User can provide localized path also by encoding in UTF8 format. There are two questions now:

1. Does fopen understand UTF8 encoded string on linux ?
2. When we say, path length should be less than 256, then what it means ? is it buffer length or character length , in other words, what will be the length limit in English and Japanese.
January 1st, 2009, 02:36 AM
Codeplug

Re: how to get length of UTF8 encoded string

>> 1. Does fopen understand UTF8 encoded string on linux ?
Depends on the current locale. What you should do is first set the user's default locale with "setlocale(LC_ALL, "");". Then use the iconv api's to convert from UTF8 to the current locale's character set. You could shortcut that process by checking to see if the current LC_CTYPE is UTF8. If it is, just send it right on to fopen.

>> is it buffer length or character length
Buffer length.

>> what will be the length limit in English and Japanese
This doesn't really matter since it's the buffer length that most api's are worried about.
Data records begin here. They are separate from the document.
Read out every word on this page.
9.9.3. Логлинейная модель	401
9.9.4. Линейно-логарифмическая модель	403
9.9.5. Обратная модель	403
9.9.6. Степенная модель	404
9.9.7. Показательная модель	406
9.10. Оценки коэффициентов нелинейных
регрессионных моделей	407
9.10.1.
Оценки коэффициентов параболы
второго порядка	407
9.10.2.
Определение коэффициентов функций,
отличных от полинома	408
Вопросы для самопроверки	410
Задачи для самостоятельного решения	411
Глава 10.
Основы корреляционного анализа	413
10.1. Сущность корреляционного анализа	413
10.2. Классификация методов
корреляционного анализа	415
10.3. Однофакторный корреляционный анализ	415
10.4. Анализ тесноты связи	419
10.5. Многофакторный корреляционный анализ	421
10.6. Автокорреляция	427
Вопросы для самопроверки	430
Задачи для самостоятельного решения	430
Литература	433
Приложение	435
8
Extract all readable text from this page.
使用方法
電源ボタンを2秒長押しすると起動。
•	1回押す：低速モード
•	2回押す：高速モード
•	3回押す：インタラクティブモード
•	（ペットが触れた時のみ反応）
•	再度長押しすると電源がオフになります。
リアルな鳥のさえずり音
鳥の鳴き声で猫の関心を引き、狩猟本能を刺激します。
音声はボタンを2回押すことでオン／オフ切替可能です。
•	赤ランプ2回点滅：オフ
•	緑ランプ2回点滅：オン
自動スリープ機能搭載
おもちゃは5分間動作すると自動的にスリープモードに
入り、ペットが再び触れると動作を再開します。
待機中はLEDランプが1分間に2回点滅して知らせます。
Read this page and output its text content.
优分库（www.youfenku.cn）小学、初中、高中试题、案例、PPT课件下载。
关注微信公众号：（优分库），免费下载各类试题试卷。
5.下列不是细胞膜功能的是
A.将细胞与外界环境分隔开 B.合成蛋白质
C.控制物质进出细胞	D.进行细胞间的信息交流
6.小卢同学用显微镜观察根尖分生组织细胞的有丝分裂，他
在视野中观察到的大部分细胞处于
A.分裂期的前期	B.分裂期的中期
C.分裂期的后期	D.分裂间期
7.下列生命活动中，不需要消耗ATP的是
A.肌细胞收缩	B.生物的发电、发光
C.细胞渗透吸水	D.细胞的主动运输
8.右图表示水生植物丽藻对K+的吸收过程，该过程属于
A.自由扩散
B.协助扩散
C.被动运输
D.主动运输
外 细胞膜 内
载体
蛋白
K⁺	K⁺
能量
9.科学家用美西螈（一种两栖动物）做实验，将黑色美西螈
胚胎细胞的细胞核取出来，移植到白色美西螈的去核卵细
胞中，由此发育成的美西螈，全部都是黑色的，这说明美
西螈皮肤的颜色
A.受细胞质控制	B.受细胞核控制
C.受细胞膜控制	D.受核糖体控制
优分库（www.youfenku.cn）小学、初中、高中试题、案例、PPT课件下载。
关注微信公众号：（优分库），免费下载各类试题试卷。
But to answer the question anyway: Posix defines PATH_MAX in limits.h. Using UTF8 would give a worst-case length of (PATH_MAX / 4) - 1 Unicode characters.

>> d) A different application on a different platform with a different sizeof(wchar_t), that ALSO supports encoding "X" reads and processes the file.
In reality though, *nix uses UCS4/UTF32 and Windows uses UCS2/UTF16. So it doesn't really work in the *nix -> Windows direction since Windows has no built-in support for UCS4/UTF32. But d) can be true as long as the "different platform" has a sizeof(wchar_t) >= the previous platform - so it can hold all the bits of the wchar_t in the "previous platform".

gg
January 1st, 2009, 03:27 AM
navinkaus

Re: how to get length of UTF8 encoded string

I had given file name path containing 237 Japanese Characters + 18 ( ASCII characters ) and _wfopen API opened it without any problem.
January 1st, 2009, 05:17 AM
Graham

Re: how to get length of UTF8 encoded string

IIRC, the worst case in UTF8 encoding is that a particular character can require 6 bytes in UTF8.

Looking at it pragmatically (and assuming that you're using C++), I would tackle the problem by decoding the UTF8 string into a std::wstring (which has no length limitation), check the length of the output string and, if it's within limits, simply copy the characters to wherever you want. It means you have to write your own decoder, but that's no real hardship - it's fairly simple.
January 1st, 2009, 11:12 AM
Codeplug

Re: how to get length of UTF8 encoded string

>> the worst case ... is that a particular character can require 6 bytes in UTF8
It's (currently) 4. http://en.wikipedia.org/wiki/UTF-8#Description

>> decoding the UTF8 string into a std::wstring ..., check the length of the output
This is only needed if you are using a wide character API that imposes a buffer size limitation. There's no _wfopen, or equivalent, in *nix - but could be used for the _wfopen call on Windows.

>> write your own decoder
You could also just use inconv api's in *nix, or the Win32 api's. Note that you could use std api's like mbstowcs(), but then you have to temporarily set the locale (LC_CTYPE to UTF8), make the call, switch back to original locale - which is just a mess. The MS-CRT does not support UTF8 locales - but I wanted to mention that it's possible (no guarantees) on *nix.

>> I had given file name path containing 237 Japanese Characters + 18 ( ASCII characters ) and _wfopen API opened it without any problem.
Keep in mind that it can take up to 2 Windows-wchar_t's to represent a single Unicode character. But _wfopen only cares about the buffer length (number of wchar_t's). Looking at the MS-CRT source (for 6.0 and 2008), there's no buffer length validation on the filename. It's eventually passed to CreateFile. So you should follow the buffer limitations of that API: http://msdn.microsoft.com/en-us/library/aa365247.aspx

gg